Tutorial 6.4: Expressions

Federico Tomassetti edited this page Feb 20, 2014 · 3 revisions

Classical Parsing Expression Grammar approach to define expressions with infix/postfix/prefix operators like (1 + 2 * 3) / -4 offers to use rules like this:

Value      <- atomicOperand | '(' Expression ')'
Product    <- Expression (('*' | '/') Expression )*
Sum        <- Expression (('+' | '-') Expression )*
Expression <- Product | Sum | Value

In simple case described in the pseudo-code above it looks pretty simple. But for real programming languages with numbers of various operators the grammar could be much more complicated. Appropriate rules should be implemented in accordance with operator precedence and associativity. Moreover usually compiler needs to have Nodes in form of Binary Tree. So additional step to reformat resulting tree to binary form will be required.

To reduce this complexity Papa Carlo provide's builder of operator-precedence parsing rule with easy to use API. And the output node result of this rule form Binary Tree by default.

From the Calculator example:

...

    mainRule("expression") {
      val rule =
        expression(branch("operand", recover(number, "operand required")))

      group(rule, "(", ")")
      postfix(rule, "%", 1)
      prefix(rule, "+", 2)
      prefix(rule, "-", 2)
      infix(rule, "*", 3)
      infix(rule, "/", 3, rightAssociativity = true)
      infix(rule, "+", 4)
      infix(rule, "-", 4)

      rule
    }
...

Here the .expression(tag: String, operand: Rule) method defines expression rule parser. tag is optional parameter that is a "result" by default. It's meaning is the same to tag parameter in .branch() method. operand is atomic operand of the expression. In this example of the math expression parser it is a numeric literal.

Four functions are used to configure the parser

Operator constructor Expression example Description
group(expression, open, close) ( x + y ) * 2 Defines grouping operators.
infix(expression, operator, precedence) x + y + z Left associative infix binary operator with specific operator's precedence.
infix(expression, operator, precedence, rightAssociativity = true) x = y = z Right associative infix binary operator with specific operator's precedence.
prefix(expression, operator, precedence) ( - x) + y Prefix unary operator with specific operator's precedence.
postfix(expression, operator, precedence) x = i ++ Postfix unary operator with specific operator's precedence.

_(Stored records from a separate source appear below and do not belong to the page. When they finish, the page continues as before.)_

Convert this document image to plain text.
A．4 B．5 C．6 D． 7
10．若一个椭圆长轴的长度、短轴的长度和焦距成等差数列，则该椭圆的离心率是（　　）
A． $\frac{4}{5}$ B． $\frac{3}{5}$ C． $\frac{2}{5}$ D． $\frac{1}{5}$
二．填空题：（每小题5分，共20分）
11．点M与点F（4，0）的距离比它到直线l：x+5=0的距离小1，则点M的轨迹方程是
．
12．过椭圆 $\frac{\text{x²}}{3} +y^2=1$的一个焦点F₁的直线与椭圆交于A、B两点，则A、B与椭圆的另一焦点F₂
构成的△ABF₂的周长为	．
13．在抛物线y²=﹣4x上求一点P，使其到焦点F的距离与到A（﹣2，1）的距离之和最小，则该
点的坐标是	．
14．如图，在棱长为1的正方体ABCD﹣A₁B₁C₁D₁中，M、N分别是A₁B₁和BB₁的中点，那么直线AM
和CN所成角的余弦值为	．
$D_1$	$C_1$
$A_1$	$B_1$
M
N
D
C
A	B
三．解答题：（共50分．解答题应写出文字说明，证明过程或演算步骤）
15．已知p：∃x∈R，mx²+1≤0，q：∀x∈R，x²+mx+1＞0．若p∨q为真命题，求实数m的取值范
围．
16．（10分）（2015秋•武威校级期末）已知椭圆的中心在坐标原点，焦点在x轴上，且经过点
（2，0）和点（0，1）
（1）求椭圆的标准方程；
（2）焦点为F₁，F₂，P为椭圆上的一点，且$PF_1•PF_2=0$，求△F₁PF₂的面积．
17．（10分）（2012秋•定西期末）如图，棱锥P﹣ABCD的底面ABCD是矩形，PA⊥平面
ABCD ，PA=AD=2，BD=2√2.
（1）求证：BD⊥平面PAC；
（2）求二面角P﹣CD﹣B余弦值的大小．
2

Order of the constructor applications does not make sense. They can be applied in any order. So to define expression grammar of the programming language developer can directly translate operator precedence tables like this: Python operator precedence table.

Internally parser uses Pratt algorithm. So one who are familiar with this parsing technique may implement his/her own extensions.

From the Postfix operator constructor source code:

...
  def postfix(rule: ExpressionRule, operator: String, precedence: Int) {
    rule.parselet(operator)
      .leftBindingPower(Int.MaxValue - precedence * 10)
      .leftDenotation {
        (expression, left, operatorReference) =>
          val node = new Node(operator, operatorReference, operatorReference)
          node.branches += "operand" -> List(left)
          node
      }
  }
...

Here is a brief low-level API description:

  • .parselet() method defines a new "token" in term's of Pratt's algorithm for the specific operator.
  • .leftBindingPower() defines ldp parameter of the token.
  • .leftDenotation() defines led handler of the token.
  • .nullDenotation() defines nud handler of the token.
  • expression.parseRight(rdp) to apply parser in the body of the led or nud handler to the right part of the expression with specific rdp right-binding power.
  • expression.consume(tokenKind) to force parser read specific token in the current position.